Mayday, mayday, in the year 2000 information commissioner's report it says that the Prime Minister's Office denied the information commissioner's request to review files. No other minister in 17 years has refused to co-operate.

When the government will not live up to its 1993 promises why should anybody treat seriously the promises that it is making now?

Information Commissioner's ReportOral Question Period

Noon

Windsor West Ontario

Liberal

Herb Gray LiberalDeputy Prime Minister

Mr. Speaker, we have great respect for the Office of the Information Commissioner and the rules under which he operates.

At times a difference of opinion will arise on how these rules are to be interpreted and sometimes we have to ask the courts to interpret these rules. There has just been a court ruling which seems to go in the direction of the government's point of view.

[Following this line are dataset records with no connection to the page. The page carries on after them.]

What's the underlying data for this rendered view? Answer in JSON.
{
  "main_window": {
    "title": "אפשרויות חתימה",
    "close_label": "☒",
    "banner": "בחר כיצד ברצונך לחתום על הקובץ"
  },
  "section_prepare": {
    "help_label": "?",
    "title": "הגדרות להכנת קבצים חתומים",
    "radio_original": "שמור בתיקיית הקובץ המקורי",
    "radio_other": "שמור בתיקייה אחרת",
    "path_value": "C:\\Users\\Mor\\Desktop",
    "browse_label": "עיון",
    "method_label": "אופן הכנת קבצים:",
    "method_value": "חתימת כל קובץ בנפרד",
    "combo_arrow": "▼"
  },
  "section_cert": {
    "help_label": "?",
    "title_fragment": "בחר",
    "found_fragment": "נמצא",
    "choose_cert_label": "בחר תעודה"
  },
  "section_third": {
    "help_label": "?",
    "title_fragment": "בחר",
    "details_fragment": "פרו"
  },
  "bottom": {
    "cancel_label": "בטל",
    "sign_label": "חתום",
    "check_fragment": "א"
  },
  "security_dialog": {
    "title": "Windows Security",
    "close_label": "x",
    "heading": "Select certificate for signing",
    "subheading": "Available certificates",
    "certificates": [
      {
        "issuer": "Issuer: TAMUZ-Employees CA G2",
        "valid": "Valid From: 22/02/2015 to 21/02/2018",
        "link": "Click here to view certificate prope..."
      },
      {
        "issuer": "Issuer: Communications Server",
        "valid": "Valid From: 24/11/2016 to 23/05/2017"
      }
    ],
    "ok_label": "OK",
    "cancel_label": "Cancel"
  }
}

I can assure my hon. friend that we will continue to respect the work of the information commissioner in a very constructive fashion.

Points Of OrderOral Question Period

Noon

Windsor West Ontario

Liberal

Herb Gray LiberalDeputy Prime Minister

Mr. Speaker, I rise on a point of order. Before you leave the chair, I hope, in the light of my position over the years in the House, that I can add to the comments made yesterday.

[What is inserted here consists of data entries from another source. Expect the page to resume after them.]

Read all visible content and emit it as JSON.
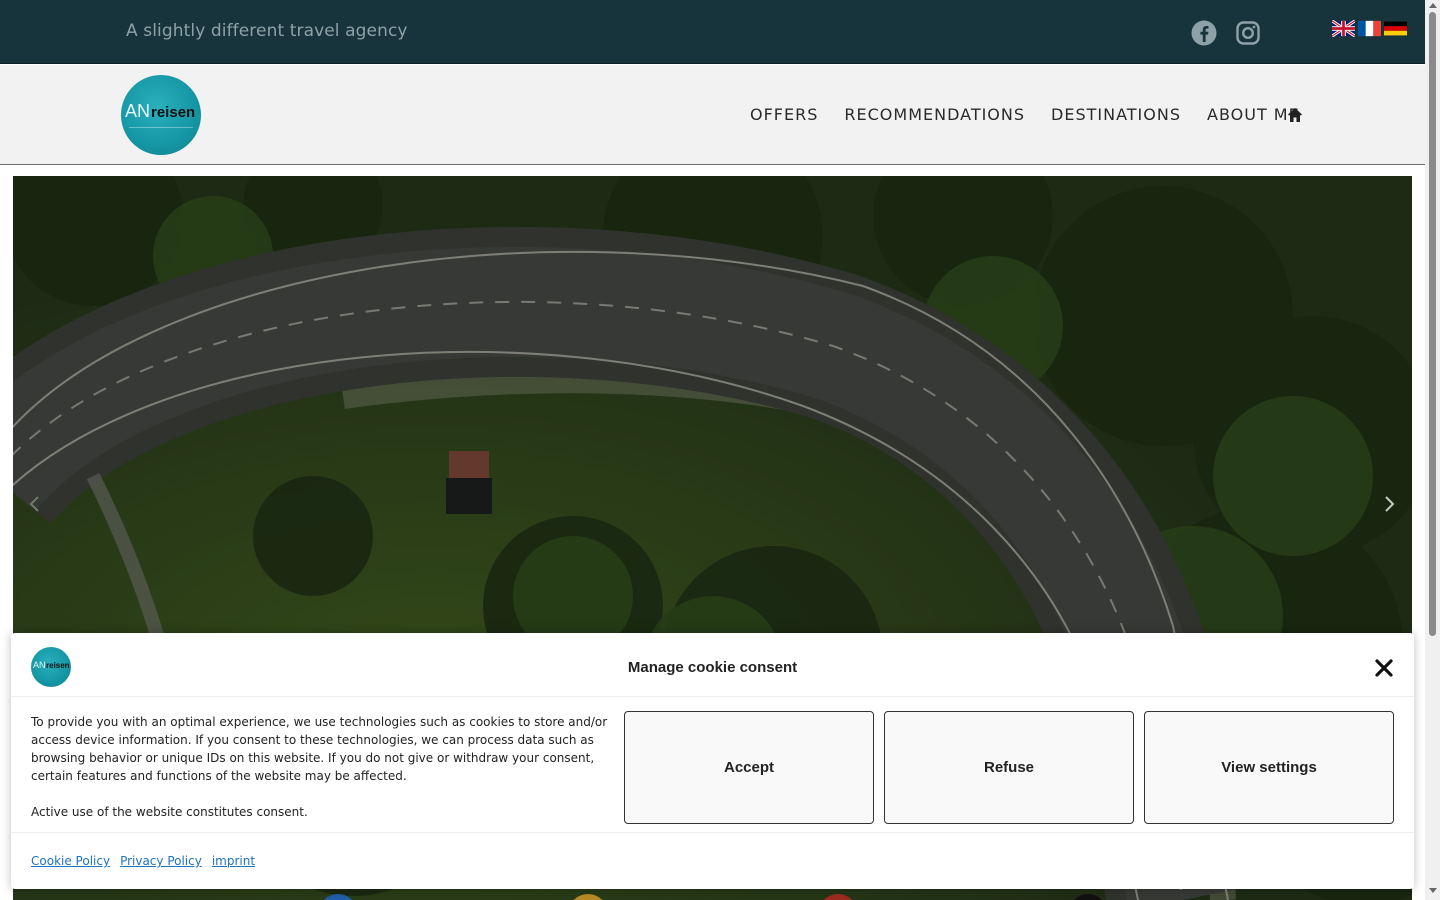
{
  "topbar": {
    "tagline": "A slightly different travel agency",
    "social": [
      {
        "icon": "facebook-icon"
      },
      {
        "icon": "instagram-icon"
      }
    ],
    "languages": [
      {
        "icon": "uk-flag-icon"
      },
      {
        "icon": "france-flag-icon"
      },
      {
        "icon": "germany-flag-icon"
      }
    ],
    "background": "#17343c"
  },
  "header": {
    "logo_an": "AN",
    "logo_reisen": "reisen",
    "nav": {
      "offers": "OFFERS",
      "recommendations": "RECOMMENDATIONS",
      "destinations": "DESTINATIONS",
      "about": "ABOUT ME"
    },
    "home_icon": "home-icon"
  },
  "hero": {
    "prev_icon": "chevron-left-icon",
    "next_icon": "chevron-right-icon"
  },
  "cookie": {
    "logo_an": "AN",
    "logo_reisen": "reisen",
    "title": "Manage cookie consent",
    "close_icon": "close-icon",
    "text1": "To provide you with an optimal experience, we use technologies such as cookies to store and/or access device information. If you consent to these technologies, we can process data such as browsing behavior or unique IDs on this website. If you do not give or withdraw your consent, certain features and functions of the website may be affected.",
    "text2": "Active use of the website constitutes consent.",
    "buttons": {
      "accept": "Accept",
      "refuse": "Refuse",
      "settings": "View settings"
    },
    "links": {
      "cookie_policy": "Cookie Policy",
      "privacy_policy": "Privacy Policy",
      "imprint": "imprint"
    },
    "link_color": "#1e73be"
  }
}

I want to express my personal appreciation for your work as Speaker and for your support of the institution of parliament. I think I reflect the views of parliamentarians and Canadians who wish you well in future endeavours.

Points Of OrderOral Question Period

Noon

Bloc

Suzanne Tremblay Bloc Rimouski—Mitis, QC

Mr. Speaker, during the course of Oral Question Period, the government House leader said that our party was the only one to not understand what happened yesterday.

We may not have understood, but I would like to tell you what I have understood so you can tell me whether I have indeed. It is important—

Points Of OrderOral Question Period

Noon

The Speaker

Yesterday I indicated that a decision on the matter was required.

I made it after asking the House leaders of the government and the Bloc Quebecois to approach for an explanation. I am told this took place today. It is not for me, Madam, to explain it to you, but you may ask the clerk.